The theme that brings many of these elements together is that the idea that there is a long tail of complex issues, many of which only become obvious when looking across tens of thousands of articles. Any one of these issues can damange a journal badly, and consistent issues will close it down. Many of these could be caught by better standardised reporting, but researchers resist the imposition of reporting requirements like ARRIVE and CONSORT as an unnecsessary burden. Many might be caught by improved technical validation systems, provided researchers provided data and metadata in standardised forms. If every author submitted all their images and text in the same version of the same software file format using the same template (that they hadn’t played with to try and get a bit of extra space in the margins) then much could be done. Even in non-standardised forms progress could be made but it would require large scale re-engineering of submission platforms, a challenge to be discussed in the next section.

Or these checks and balances could be abandoned as unnecessary. Or the responsibility placed entirely on academic editors and referees. This might well work at a small scale for niche journals but it simply doesn’t work as things scale up, as noted above, something that will be a recurring theme.

There are many other things I have missed or forgotten: marketing, dissemination, payments handling, as well as the general overheads of managing an organisation. But most of these are just that, the regular overheads of running organisations as they scale up. The argument for these depends on the argument for need anything more than a basic operation in the first place. The point that most people miss from the outside is this consistent issue of managing the long tail: keeping the servers up 99.99%, dealing with those images or textual issue that don’t fit the standard pipeline, catching problems with the reviewing process before things get out of hand, and checking that the basics are right, that ethics, reporting requirements, data availability have been done properly across a vast range of submissions.

However the converse is also true, for those communities that don’t need this level of support, costs could be much lower. There are communities where the authors know each other, know the issues intimately and where there isn’t the need or desire for the same level of finish. Publishers would do well to look closer at these and offer them back the cost savings that can be realised. At the very least having a conversation about what these services actually are and explaining why they get done would be a good start.

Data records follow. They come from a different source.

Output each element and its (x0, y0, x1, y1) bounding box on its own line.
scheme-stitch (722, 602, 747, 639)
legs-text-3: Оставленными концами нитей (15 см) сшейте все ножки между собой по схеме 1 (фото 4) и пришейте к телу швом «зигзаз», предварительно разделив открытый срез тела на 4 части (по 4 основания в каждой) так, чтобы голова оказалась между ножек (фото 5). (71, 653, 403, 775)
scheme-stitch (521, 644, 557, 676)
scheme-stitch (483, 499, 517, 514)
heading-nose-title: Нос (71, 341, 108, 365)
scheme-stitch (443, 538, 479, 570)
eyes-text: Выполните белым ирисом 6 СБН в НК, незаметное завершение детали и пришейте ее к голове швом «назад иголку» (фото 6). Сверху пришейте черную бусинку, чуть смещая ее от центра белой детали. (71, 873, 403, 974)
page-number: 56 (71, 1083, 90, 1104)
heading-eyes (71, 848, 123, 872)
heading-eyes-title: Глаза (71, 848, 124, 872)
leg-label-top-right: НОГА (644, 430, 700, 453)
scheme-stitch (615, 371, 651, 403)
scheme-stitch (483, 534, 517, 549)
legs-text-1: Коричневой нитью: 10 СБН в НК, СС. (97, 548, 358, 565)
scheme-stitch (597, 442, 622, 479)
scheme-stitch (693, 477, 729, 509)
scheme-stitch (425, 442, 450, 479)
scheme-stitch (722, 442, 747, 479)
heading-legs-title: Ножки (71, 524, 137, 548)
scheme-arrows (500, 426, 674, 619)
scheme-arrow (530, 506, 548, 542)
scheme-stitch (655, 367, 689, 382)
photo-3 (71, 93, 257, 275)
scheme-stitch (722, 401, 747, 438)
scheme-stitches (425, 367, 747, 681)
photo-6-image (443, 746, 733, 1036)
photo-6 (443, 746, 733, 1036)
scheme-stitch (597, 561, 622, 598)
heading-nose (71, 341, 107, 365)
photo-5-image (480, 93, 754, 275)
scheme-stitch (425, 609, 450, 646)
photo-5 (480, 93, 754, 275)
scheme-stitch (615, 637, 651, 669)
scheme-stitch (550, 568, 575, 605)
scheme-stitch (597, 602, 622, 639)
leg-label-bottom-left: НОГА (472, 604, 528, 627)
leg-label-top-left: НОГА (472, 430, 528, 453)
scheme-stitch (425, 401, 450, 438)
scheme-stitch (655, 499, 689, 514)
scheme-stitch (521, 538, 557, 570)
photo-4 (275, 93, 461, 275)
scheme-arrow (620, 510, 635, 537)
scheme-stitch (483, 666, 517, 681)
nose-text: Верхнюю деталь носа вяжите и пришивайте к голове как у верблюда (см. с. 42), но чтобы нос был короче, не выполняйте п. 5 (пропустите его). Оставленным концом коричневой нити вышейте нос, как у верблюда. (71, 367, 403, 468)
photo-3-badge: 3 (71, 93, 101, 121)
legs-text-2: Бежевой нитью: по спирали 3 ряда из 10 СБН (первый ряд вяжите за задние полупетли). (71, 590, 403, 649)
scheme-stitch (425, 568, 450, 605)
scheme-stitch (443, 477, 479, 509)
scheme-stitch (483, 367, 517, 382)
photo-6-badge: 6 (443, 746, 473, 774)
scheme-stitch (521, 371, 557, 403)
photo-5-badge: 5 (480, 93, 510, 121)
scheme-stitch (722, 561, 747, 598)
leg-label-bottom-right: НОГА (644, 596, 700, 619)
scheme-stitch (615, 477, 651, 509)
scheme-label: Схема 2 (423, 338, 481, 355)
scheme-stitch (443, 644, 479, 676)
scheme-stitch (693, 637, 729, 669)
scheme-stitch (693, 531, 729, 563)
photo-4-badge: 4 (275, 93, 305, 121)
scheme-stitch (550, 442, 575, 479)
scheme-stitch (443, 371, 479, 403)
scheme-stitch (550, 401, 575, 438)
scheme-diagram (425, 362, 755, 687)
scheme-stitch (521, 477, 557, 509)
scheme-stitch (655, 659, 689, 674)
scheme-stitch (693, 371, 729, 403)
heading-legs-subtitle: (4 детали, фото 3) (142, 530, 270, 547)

But on the other side authors and communities need to engage in these discussions as communities. Communities as a whole need to decide what level of service they want, and to take responsibility for the level of checking and validation and consistency they want. There is nothing wrong with slapping the results of “print to PDF” up on the web after a review process managed by email. But it comes with both a lot of work and a fair amount of risk. And while a few loud voices are often happy to go back to basics, often the rest of the community is less keen to walk away from what they see as the professional look that they are used to.

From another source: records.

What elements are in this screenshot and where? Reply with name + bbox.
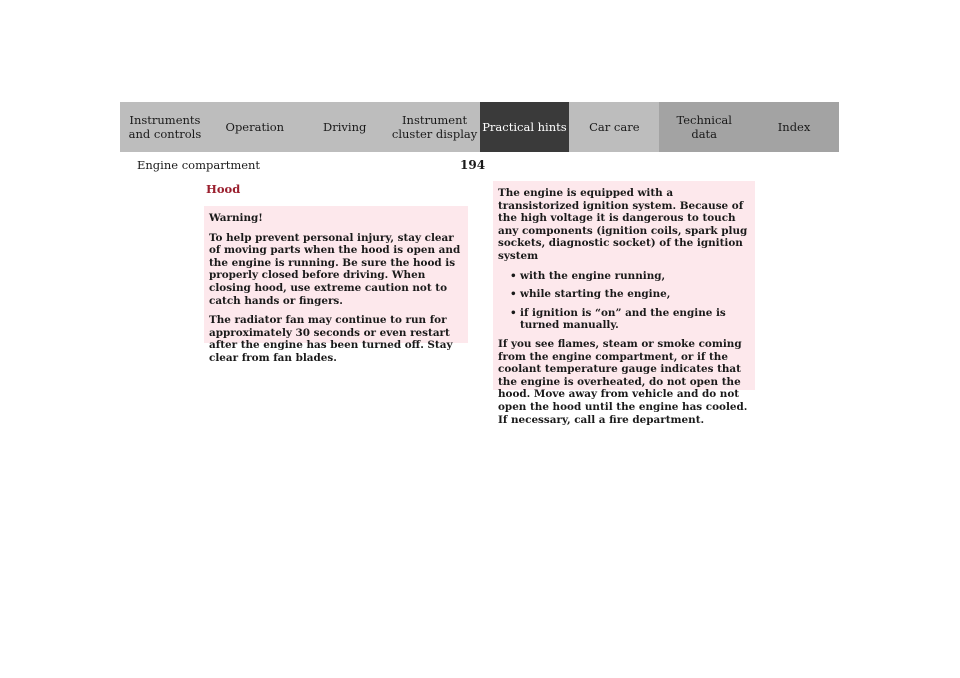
bullet-icon: • bbox=[510, 306, 517, 319]
bullet-icon: • bbox=[510, 269, 517, 282]
ignition-info-panel bbox=[493, 181, 755, 426]
list-item-text: while starting the engine, bbox=[520, 288, 671, 301]
tab-car-care[interactable]: Car care bbox=[569, 102, 659, 152]
tab-instruments-and-controls[interactable]: Instruments and controls bbox=[120, 102, 210, 152]
subheading-hood: Hood bbox=[206, 182, 241, 196]
bullet-icon: • bbox=[510, 288, 517, 301]
tab-practical-hints[interactable]: Practical hints bbox=[480, 102, 570, 152]
tab-driving[interactable]: Driving bbox=[300, 102, 390, 152]
warning-paragraph: The radiator fan may continue to run for approximately 30 seconds or even restart after the engine has been turned off. Stay clear from fan blades. bbox=[209, 314, 453, 364]
list-item-text: if ignition is “on” and the engine is turned manually. bbox=[520, 306, 726, 332]
tab-instrument-cluster-display[interactable]: Instrument cluster display bbox=[390, 102, 480, 152]
list-item bbox=[498, 288, 749, 301]
warning-paragraph: To help prevent personal injury, stay clear of moving parts when the hood is open and the engine is running. Be sure the hood is properly closed before driving. When closing hood, use extreme caution not to catch hands or fingers. bbox=[209, 231, 461, 307]
tab-index[interactable]: Index bbox=[749, 102, 839, 152]
list-item bbox=[498, 270, 749, 283]
section-title: Engine compartment bbox=[137, 158, 261, 172]
warning-panel bbox=[204, 206, 468, 364]
ignition-bullet-list bbox=[498, 270, 749, 332]
info-intro: The engine is equipped with a transistorized ignition system. Because of the high voltage it is dangerous to touch any components (ignition coils, spark plug sockets, diagnostic socket) of the ignition system bbox=[498, 187, 748, 262]
chapter-tabs bbox=[120, 102, 839, 152]
list-item-text: with the engine running, bbox=[520, 269, 666, 282]
info-outro: If you see flames, steam or smoke coming from the engine compartment, or if the coolant temperature gauge indicates that the engine is overheated, do not open the hood. Move away from vehicle and do not open the hood until the engine has cooled. If necessary, call a fire department. bbox=[498, 337, 748, 426]
list-item bbox=[498, 307, 749, 332]
tab-technical-data[interactable]: Technical data bbox=[659, 102, 749, 152]
tab-operation[interactable]: Operation bbox=[210, 102, 300, 152]
warning-title: Warning! bbox=[209, 212, 263, 224]
page-number: 194 bbox=[460, 158, 486, 172]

That is not to say that much of this could be handled better with better technology and there has been a lack of investment and attention in the right parts of the article life cycle. Not surprisingly publishers tend to focus technology development in parts of the process visible to either authors or readers and neglect these less visble elements. And as we will see in future parts of the series, solving those problems requires interventions right the way through the system. Something that is a serious challenge.

Conclusion

It’s easy to say that much of what publishers do is hidden and that researcher are unaware of a lot of it. It is only when things go wrong, that scandals break, that the curtain gets pulled back. But unless we open up an honest conversation about what is wanted, what is needed, and what is currently being missed we’re also unlikely to solve the increasingly visible problems of fraud, peer review cartels and ethical breaches. In many ways, what has not been visible because they were problems at a manageable scale, are growing to the point of being unmanageable. And we can tackle them collectively or continue to shout at each other.